Hace unos días contemplé en televisión un reportaje que versaba sobre el reparto de las tareas domésticas entre hombres y mujeres. Si dijera que me escandalicé, sería un hipócrita de tomo y lomo: he visto esas cosas mil veces.
El meollo del asunto está en el verbo “ayudar”. Pregunta: “¿Comparte usted las tareas del hogar?”. Respuesta: “Sí, sí; yo ayudo a mi mujer”. Luego se profundiza –no hace falta bucear mucho– y se descubre que la ayuda consiste en labores tan esforzadas como freír un par de huevos si a ella le falta el tiempo, lavar cuatro platos o conminar a la chiquillería a meterse en la cama. A eso puede llamársele participar, pero al modo en que puede presumir de haber sido agraciado con el Gordo de Navidad quien lleva una participación de 30 céntimos. Compartir, en rigor, es establecer dos lotes equivalentes. No se trata de “echar una mano”, sino de tener un grado de responsabilidad comparable y, llegado el caso, invertible.

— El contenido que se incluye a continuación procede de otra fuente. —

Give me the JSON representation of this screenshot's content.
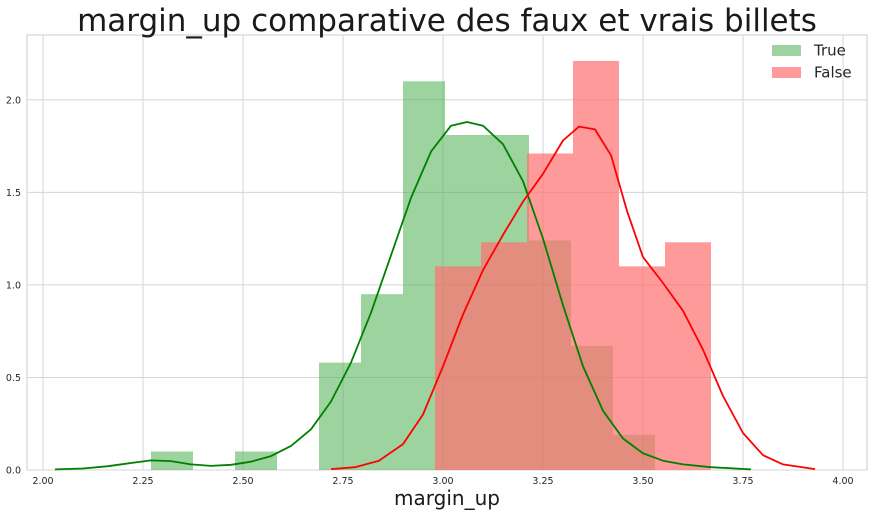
{
  "chart_data": {
    "type": "histogram",
    "title": "margin_up comparative des faux et vrais billets",
    "xlabel": "margin_up",
    "ylabel": "",
    "xlim": [
      1.96,
      4.06
    ],
    "ylim": [
      0,
      2.35
    ],
    "xticks": [
      "2.00",
      "2.25",
      "2.50",
      "2.75",
      "3.00",
      "3.25",
      "3.50",
      "3.75",
      "4.00"
    ],
    "yticks": [
      "0.0",
      "0.5",
      "1.0",
      "1.5",
      "2.0"
    ],
    "grid": true,
    "legend_position": "top-right",
    "series": [
      {
        "name": "True",
        "bar_color": "#4caf50",
        "bar_opacity": 0.55,
        "line_color": "#008000",
        "bins": [
          {
            "x0": 2.27,
            "x1": 2.375,
            "value": 0.1
          },
          {
            "x0": 2.48,
            "x1": 2.585,
            "value": 0.1
          },
          {
            "x0": 2.69,
            "x1": 2.795,
            "value": 0.58
          },
          {
            "x0": 2.795,
            "x1": 2.9,
            "value": 0.95
          },
          {
            "x0": 2.9,
            "x1": 3.005,
            "value": 2.1
          },
          {
            "x0": 3.005,
            "x1": 3.11,
            "value": 1.81
          },
          {
            "x0": 3.11,
            "x1": 3.215,
            "value": 1.81
          },
          {
            "x0": 3.215,
            "x1": 3.32,
            "value": 1.24
          },
          {
            "x0": 3.32,
            "x1": 3.425,
            "value": 0.67
          },
          {
            "x0": 3.425,
            "x1": 3.53,
            "value": 0.19
          }
        ],
        "kde": [
          [
            2.03,
            0.003
          ],
          [
            2.1,
            0.008
          ],
          [
            2.16,
            0.02
          ],
          [
            2.22,
            0.038
          ],
          [
            2.27,
            0.052
          ],
          [
            2.32,
            0.048
          ],
          [
            2.37,
            0.03
          ],
          [
            2.42,
            0.022
          ],
          [
            2.47,
            0.028
          ],
          [
            2.52,
            0.045
          ],
          [
            2.57,
            0.075
          ],
          [
            2.62,
            0.13
          ],
          [
            2.67,
            0.22
          ],
          [
            2.72,
            0.37
          ],
          [
            2.77,
            0.58
          ],
          [
            2.82,
            0.85
          ],
          [
            2.87,
            1.16
          ],
          [
            2.92,
            1.47
          ],
          [
            2.97,
            1.72
          ],
          [
            3.02,
            1.86
          ],
          [
            3.06,
            1.88
          ],
          [
            3.1,
            1.86
          ],
          [
            3.15,
            1.76
          ],
          [
            3.2,
            1.56
          ],
          [
            3.25,
            1.25
          ],
          [
            3.3,
            0.89
          ],
          [
            3.35,
            0.56
          ],
          [
            3.4,
            0.32
          ],
          [
            3.45,
            0.17
          ],
          [
            3.5,
            0.09
          ],
          [
            3.55,
            0.05
          ],
          [
            3.6,
            0.03
          ],
          [
            3.67,
            0.015
          ],
          [
            3.77,
            0.003
          ]
        ]
      },
      {
        "name": "False",
        "bar_color": "#ff6f6f",
        "bar_opacity": 0.7,
        "line_color": "#ff0000",
        "bins": [
          {
            "x0": 2.98,
            "x1": 3.095,
            "value": 1.1
          },
          {
            "x0": 3.095,
            "x1": 3.21,
            "value": 1.23
          },
          {
            "x0": 3.21,
            "x1": 3.325,
            "value": 1.71
          },
          {
            "x0": 3.325,
            "x1": 3.44,
            "value": 2.21
          },
          {
            "x0": 3.44,
            "x1": 3.555,
            "value": 1.1
          },
          {
            "x0": 3.555,
            "x1": 3.67,
            "value": 1.23
          }
        ],
        "kde": [
          [
            2.72,
            0.005
          ],
          [
            2.78,
            0.015
          ],
          [
            2.84,
            0.05
          ],
          [
            2.9,
            0.14
          ],
          [
            2.95,
            0.3
          ],
          [
            3.0,
            0.56
          ],
          [
            3.05,
            0.84
          ],
          [
            3.1,
            1.08
          ],
          [
            3.15,
            1.27
          ],
          [
            3.2,
            1.45
          ],
          [
            3.25,
            1.6
          ],
          [
            3.3,
            1.78
          ],
          [
            3.34,
            1.855
          ],
          [
            3.38,
            1.84
          ],
          [
            3.42,
            1.7
          ],
          [
            3.46,
            1.4
          ],
          [
            3.5,
            1.15
          ],
          [
            3.55,
            1.01
          ],
          [
            3.6,
            0.86
          ],
          [
            3.65,
            0.65
          ],
          [
            3.7,
            0.4
          ],
          [
            3.75,
            0.2
          ],
          [
            3.8,
            0.08
          ],
          [
            3.85,
            0.03
          ],
          [
            3.93,
            0.005
          ]
        ]
      }
    ]
  }
}
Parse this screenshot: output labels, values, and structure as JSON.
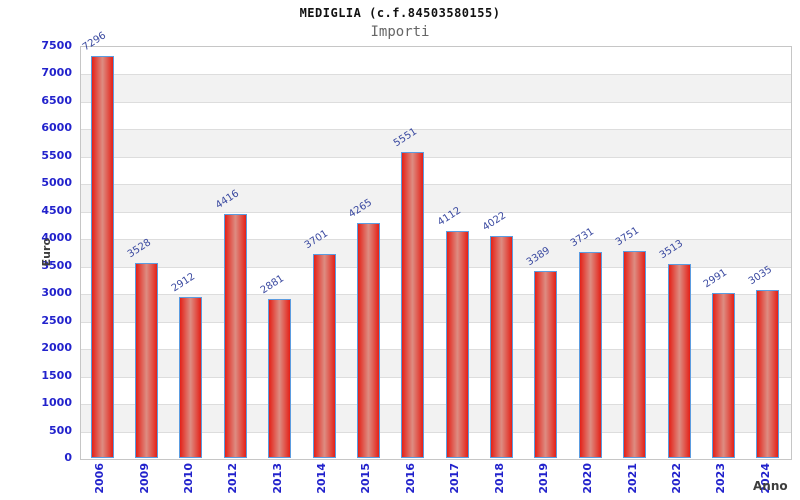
{
  "chart_data": {
    "type": "bar",
    "title": "MEDIGLIA (c.f.84503580155)",
    "subtitle": "Importi",
    "xlabel": "Anno",
    "ylabel": "Euro",
    "categories": [
      "2006",
      "2009",
      "2010",
      "2012",
      "2013",
      "2014",
      "2015",
      "2016",
      "2017",
      "2018",
      "2019",
      "2020",
      "2021",
      "2022",
      "2023",
      "2024"
    ],
    "values": [
      7296,
      3528,
      2912,
      4416,
      2881,
      3701,
      4265,
      5551,
      4112,
      4022,
      3389,
      3731,
      3751,
      3513,
      2991,
      3035
    ],
    "ylim": [
      0,
      7500
    ],
    "ytick_step": 500,
    "grid": true,
    "legend_position": "none",
    "band_colors": [
      "#ffffff",
      "#f2f2f2"
    ],
    "colors": {
      "bar_edge": "#e42118",
      "bar_center": "#dd8d82",
      "bar_border": "#5b9ce0",
      "tick_label": "#2222cc",
      "value_label": "#3a49a0",
      "gridline": "#dddddd",
      "plot_border": "#c6c6c6",
      "title": "#111111",
      "subtitle": "#666666",
      "axis_title": "#3d3d3d"
    }
  }
}
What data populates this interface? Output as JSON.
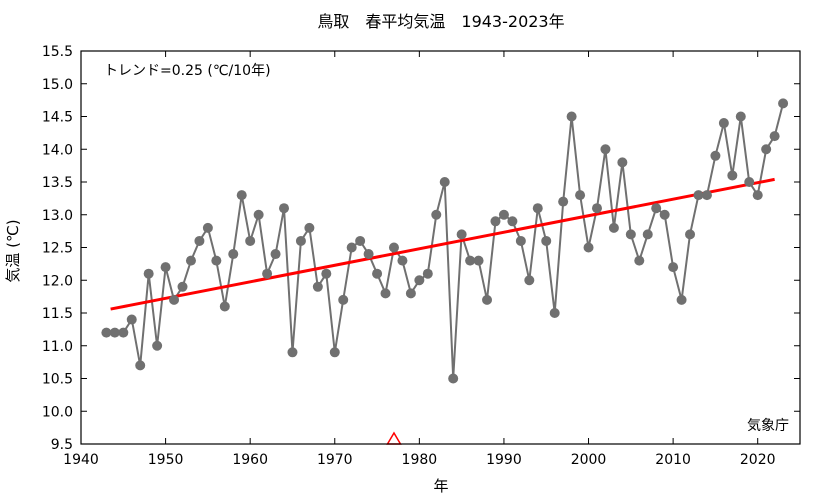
{
  "chart_data": {
    "type": "line",
    "title": "鳥取　春平均気温　1943-2023年",
    "xlabel": "年",
    "ylabel": "気温 (℃)",
    "xlim": [
      1940,
      2025
    ],
    "ylim": [
      9.5,
      15.5
    ],
    "xticks": [
      1940,
      1950,
      1960,
      1970,
      1980,
      1990,
      2000,
      2010,
      2020
    ],
    "yticks": [
      "9.5",
      "10.0",
      "10.5",
      "11.0",
      "11.5",
      "12.0",
      "12.5",
      "13.0",
      "13.5",
      "14.0",
      "14.5",
      "15.0",
      "15.5"
    ],
    "grid": false,
    "trend_text": "トレンド=0.25 (℃/10年)",
    "source_text": "気象庁",
    "series": [
      {
        "color": "#707070",
        "x": [
          1943,
          1944,
          1945,
          1946,
          1947,
          1948,
          1949,
          1950,
          1951,
          1952,
          1953,
          1954,
          1955,
          1956,
          1957,
          1958,
          1959,
          1960,
          1961,
          1962,
          1963,
          1964,
          1965,
          1966,
          1967,
          1968,
          1969,
          1970,
          1971,
          1972,
          1973,
          1974,
          1975,
          1976,
          1977,
          1978,
          1979,
          1980,
          1981,
          1982,
          1983,
          1984,
          1985,
          1986,
          1987,
          1988,
          1989,
          1990,
          1991,
          1992,
          1993,
          1994,
          1995,
          1996,
          1997,
          1998,
          1999,
          2000,
          2001,
          2002,
          2003,
          2004,
          2005,
          2006,
          2007,
          2008,
          2009,
          2010,
          2011,
          2012,
          2013,
          2014,
          2015,
          2016,
          2017,
          2018,
          2019,
          2020,
          2021,
          2022,
          2023
        ],
        "values": [
          11.2,
          11.2,
          11.2,
          11.4,
          10.7,
          12.1,
          11.0,
          12.2,
          11.7,
          11.9,
          12.3,
          12.6,
          12.8,
          12.3,
          11.6,
          12.4,
          13.3,
          12.6,
          13.0,
          12.1,
          12.4,
          13.1,
          10.9,
          12.6,
          12.8,
          11.9,
          12.1,
          10.9,
          11.7,
          12.5,
          12.6,
          12.4,
          12.1,
          11.8,
          12.5,
          12.3,
          11.8,
          12.0,
          12.1,
          13.0,
          13.5,
          10.5,
          12.7,
          12.3,
          12.3,
          11.7,
          12.9,
          13.0,
          12.9,
          12.6,
          12.0,
          13.1,
          12.6,
          11.5,
          13.2,
          14.5,
          13.3,
          12.5,
          13.1,
          14.0,
          12.8,
          13.8,
          12.7,
          12.3,
          12.7,
          13.1,
          13.0,
          12.2,
          11.7,
          12.7,
          13.3,
          13.3,
          13.9,
          14.4,
          13.6,
          14.5,
          13.5,
          13.3,
          14.0,
          14.2,
          14.7
        ]
      }
    ],
    "trend": {
      "color": "#ff0000",
      "x": [
        1943.5,
        2022
      ],
      "values": [
        11.56,
        13.54
      ]
    },
    "marker": {
      "type": "triangle",
      "color": "#ff0000",
      "x": 1977,
      "value": 9.5
    }
  }
}
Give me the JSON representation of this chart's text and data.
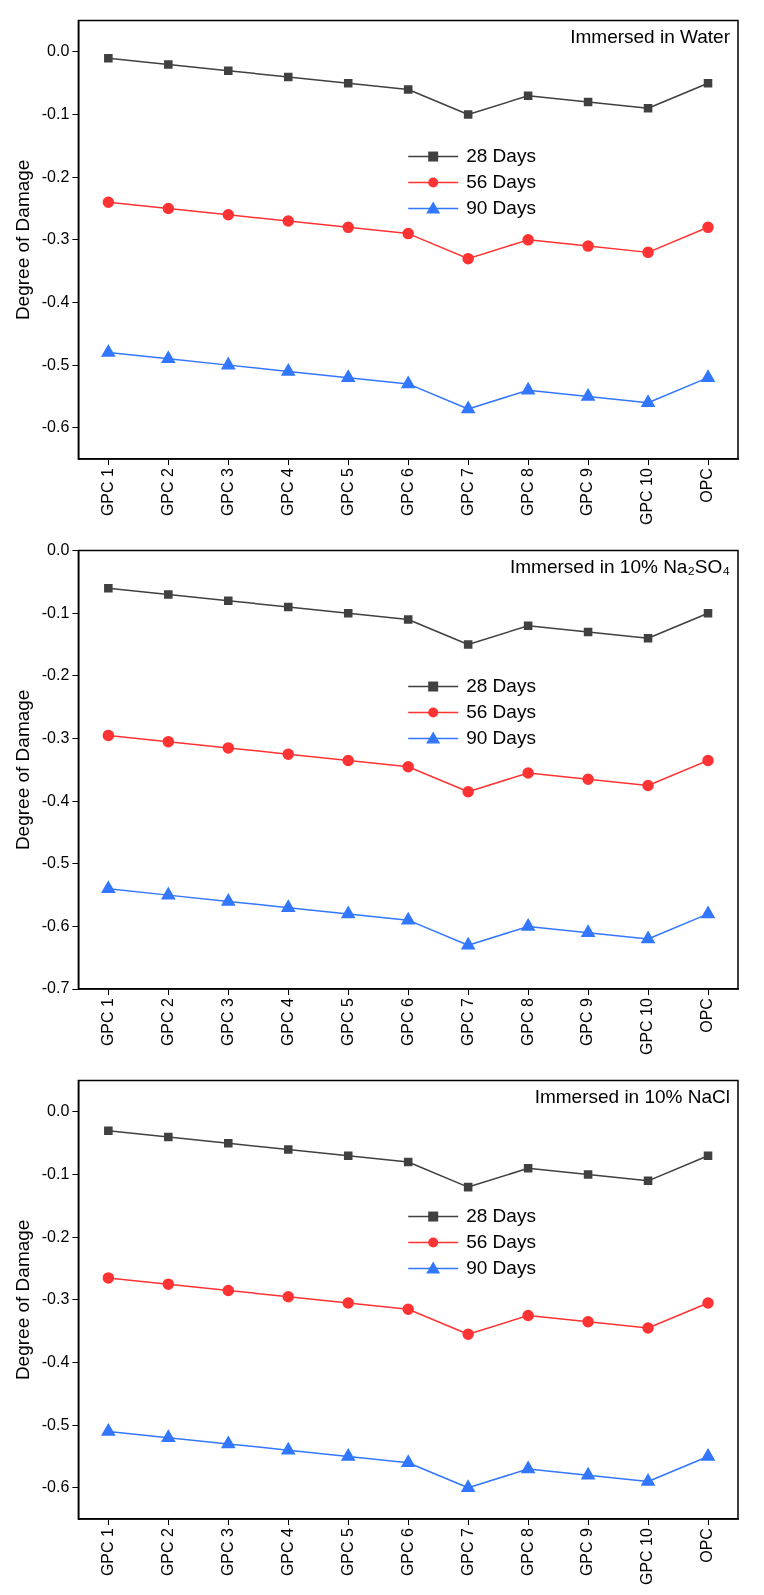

En España hay una irritante tendencia a confundir el trabajo, en general, con el trabajo asalariado, en particular. Quitando unos pocos centenares de holgazanas profesionales, emplear la expresión “mujer trabajadora” no sólo es redundante, sino también desorientador. La mayoría de madres de familia que conozco se pegan unas palizas diarias de aúpa. Pero lo más hiriente es que cuando son los dos integrantes de la pareja quienes acuden a ganarse el pan a una fábrica, oficina o tienda, o incluso cuando sólo lo hace ella, la respuesta es la misma: “Oiga, pero sepa que yo la ayudo en lo que puedo”.
Javier Ortiz. El dedo en la llaga, diario Público (29 de marzo de 2009).